Much like candles and crayons, flatulence comes in many varieties. The average person passes gas 14 times a day—that’s 105 billion farts around the world every day—and no two toots are alike.
You have those loud, thundering farts that send shockwaves through couch cushions and those little squealers that you pray nobody around you hears.
Then there are the infamous silent-but-deadly farts—you know, the ones that smell so bad they make you want to fumigate your house.
While no two farts are created equally, it’s safe to say most of them don’t exactly smell like a bed of roses. But what makes some farts smell so much worse than others?

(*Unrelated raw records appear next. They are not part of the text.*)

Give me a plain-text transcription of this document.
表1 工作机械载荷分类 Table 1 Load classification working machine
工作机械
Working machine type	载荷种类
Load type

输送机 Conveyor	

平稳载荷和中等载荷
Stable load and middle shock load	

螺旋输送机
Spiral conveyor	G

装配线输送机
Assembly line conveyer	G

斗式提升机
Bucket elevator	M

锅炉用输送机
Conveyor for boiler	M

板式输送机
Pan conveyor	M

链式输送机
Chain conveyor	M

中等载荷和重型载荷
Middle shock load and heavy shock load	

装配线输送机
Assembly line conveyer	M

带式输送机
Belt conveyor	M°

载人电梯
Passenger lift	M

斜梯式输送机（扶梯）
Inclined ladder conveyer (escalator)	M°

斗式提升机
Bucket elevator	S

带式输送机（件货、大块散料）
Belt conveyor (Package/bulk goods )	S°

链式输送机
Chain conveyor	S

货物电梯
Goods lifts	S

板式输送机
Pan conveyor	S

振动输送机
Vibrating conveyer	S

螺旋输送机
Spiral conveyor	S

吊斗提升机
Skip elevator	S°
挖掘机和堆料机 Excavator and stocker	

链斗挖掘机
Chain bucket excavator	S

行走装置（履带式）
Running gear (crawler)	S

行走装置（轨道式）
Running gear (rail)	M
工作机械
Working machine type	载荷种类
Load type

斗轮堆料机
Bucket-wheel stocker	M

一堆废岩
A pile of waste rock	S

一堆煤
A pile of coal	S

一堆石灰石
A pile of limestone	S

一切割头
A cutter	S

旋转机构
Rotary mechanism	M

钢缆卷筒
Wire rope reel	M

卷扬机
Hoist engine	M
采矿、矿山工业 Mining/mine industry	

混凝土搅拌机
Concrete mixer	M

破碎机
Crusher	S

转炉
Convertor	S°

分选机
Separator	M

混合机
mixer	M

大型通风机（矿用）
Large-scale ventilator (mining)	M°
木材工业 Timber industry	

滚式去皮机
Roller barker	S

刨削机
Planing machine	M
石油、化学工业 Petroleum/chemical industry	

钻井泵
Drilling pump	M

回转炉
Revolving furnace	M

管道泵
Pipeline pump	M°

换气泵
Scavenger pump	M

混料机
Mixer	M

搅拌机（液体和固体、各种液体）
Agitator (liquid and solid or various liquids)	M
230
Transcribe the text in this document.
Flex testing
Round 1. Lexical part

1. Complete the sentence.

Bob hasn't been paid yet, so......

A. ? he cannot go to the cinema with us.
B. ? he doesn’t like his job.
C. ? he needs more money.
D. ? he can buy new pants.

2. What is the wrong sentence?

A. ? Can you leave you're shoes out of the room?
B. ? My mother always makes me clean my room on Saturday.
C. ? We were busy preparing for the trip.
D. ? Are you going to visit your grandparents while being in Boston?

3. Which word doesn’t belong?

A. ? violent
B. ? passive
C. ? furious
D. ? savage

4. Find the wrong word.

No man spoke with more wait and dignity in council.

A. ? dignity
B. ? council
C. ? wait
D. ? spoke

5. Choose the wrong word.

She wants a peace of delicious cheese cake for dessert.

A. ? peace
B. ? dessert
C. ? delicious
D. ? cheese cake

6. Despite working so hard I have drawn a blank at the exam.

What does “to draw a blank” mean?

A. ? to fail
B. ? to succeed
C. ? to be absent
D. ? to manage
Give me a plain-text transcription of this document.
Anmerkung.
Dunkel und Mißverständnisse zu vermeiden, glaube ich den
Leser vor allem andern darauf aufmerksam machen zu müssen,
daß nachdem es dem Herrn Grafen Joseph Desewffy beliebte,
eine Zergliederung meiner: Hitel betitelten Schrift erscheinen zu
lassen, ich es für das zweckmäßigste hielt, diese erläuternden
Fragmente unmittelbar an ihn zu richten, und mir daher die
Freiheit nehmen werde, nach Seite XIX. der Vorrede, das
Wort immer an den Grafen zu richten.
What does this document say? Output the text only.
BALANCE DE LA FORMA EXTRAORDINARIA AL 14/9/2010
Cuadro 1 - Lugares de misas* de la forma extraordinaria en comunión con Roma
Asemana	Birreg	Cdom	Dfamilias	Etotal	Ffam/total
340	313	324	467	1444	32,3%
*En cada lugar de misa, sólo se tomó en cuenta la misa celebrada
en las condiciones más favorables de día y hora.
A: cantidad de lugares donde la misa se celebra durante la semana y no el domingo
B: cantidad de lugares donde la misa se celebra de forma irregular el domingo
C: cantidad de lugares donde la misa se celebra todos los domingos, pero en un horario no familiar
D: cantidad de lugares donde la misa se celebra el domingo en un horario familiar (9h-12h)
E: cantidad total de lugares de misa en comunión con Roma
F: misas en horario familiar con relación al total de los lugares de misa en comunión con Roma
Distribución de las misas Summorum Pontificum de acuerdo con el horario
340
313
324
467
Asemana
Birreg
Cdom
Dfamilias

Well, you’re about to find out. Here are three factors that can contribute to ghastly gas.
The most common culprit of your nauseating gas is your diet. But since you probably don’t have time to run experiments to figure out which foods are causing that seismic stench, we’re breaking it down for you.
Translation: leafy greens. Those helpings of broccoli, Brussels sprouts, cauliflower, and kale are great additions to your diet. But be warned: you might have to wear a gas mask if you inhale those veggie farts after a few hours.
Remember the time you scarfed down that bean burrito for lunch then ripped farts smelly enough to clear an entire building? Yeah, that’s because beans are packed with fiber and raffinose that cause gas. Together, they make a deadly combination that’s like rocket fuel for your farts.
Sulfur, the third most abundant mineral in your body, is essential for your body to function properly. It also makes your farts smell like rotten eggs. Foods high in sulfur include meat, fish, dairy, onions, and garlic. Eating a sulfur-rich diet is healthy in most cases, but it’s a surefire path to Stinkville.
If you’re a gym rat who rinses down slabs of meat with post-workout shakes, you already know about deadly protein farts. Normal amounts of protein (about one gram per pound of body weight per day), typically break down in your small intestine into amino acids. However, excess protein scoots right down to your colon where gut microbes go to town on it. When that happens, your your body produces hydrogen sulfide gas, causing your farts to reek like rotten eggs.
As if a hangover wasn’t bad enough, drinking alcohol can cause your farts to carry an odor more shameful than anything you did the night before. The excess yeast and carbohydrates found in beer can go undigested in your colon where they ferment into atomic beer farts.
And if you thought a fancy glass of wine could spare you from stinky farts, think again. Wine contains sulfur, which ends up smelling just as bad as beer farts once it finds its way out of your ass.
Have you ever walked into a bathroom that smells like Satan himself just farted, only to find a giant turd floating in the toilet bowl? The longer that toxic stew of feces sits there, the worse the smell gets—and the same applies to your colon.
If it’s been a while since you’ve dropped a deuce, all that gut bacteria is just fermenting in your digestive tract, causing bloating and accumulating stink power. The more time you give the bacteria to metabolize, the deadlier your gas can be when it finds its way out.
What we’re trying to say is: if you have a fart in the chamber, let ‘er rip now (or pay the price later.)
Remember, smelly farts are nothing to be ashamed of. In fact, they are often the side effect of a healthy diet. So, don’t be afraid to rip ass. As Benjamin Franklin said so eloquently about 240 years ago, “Fart proudly.”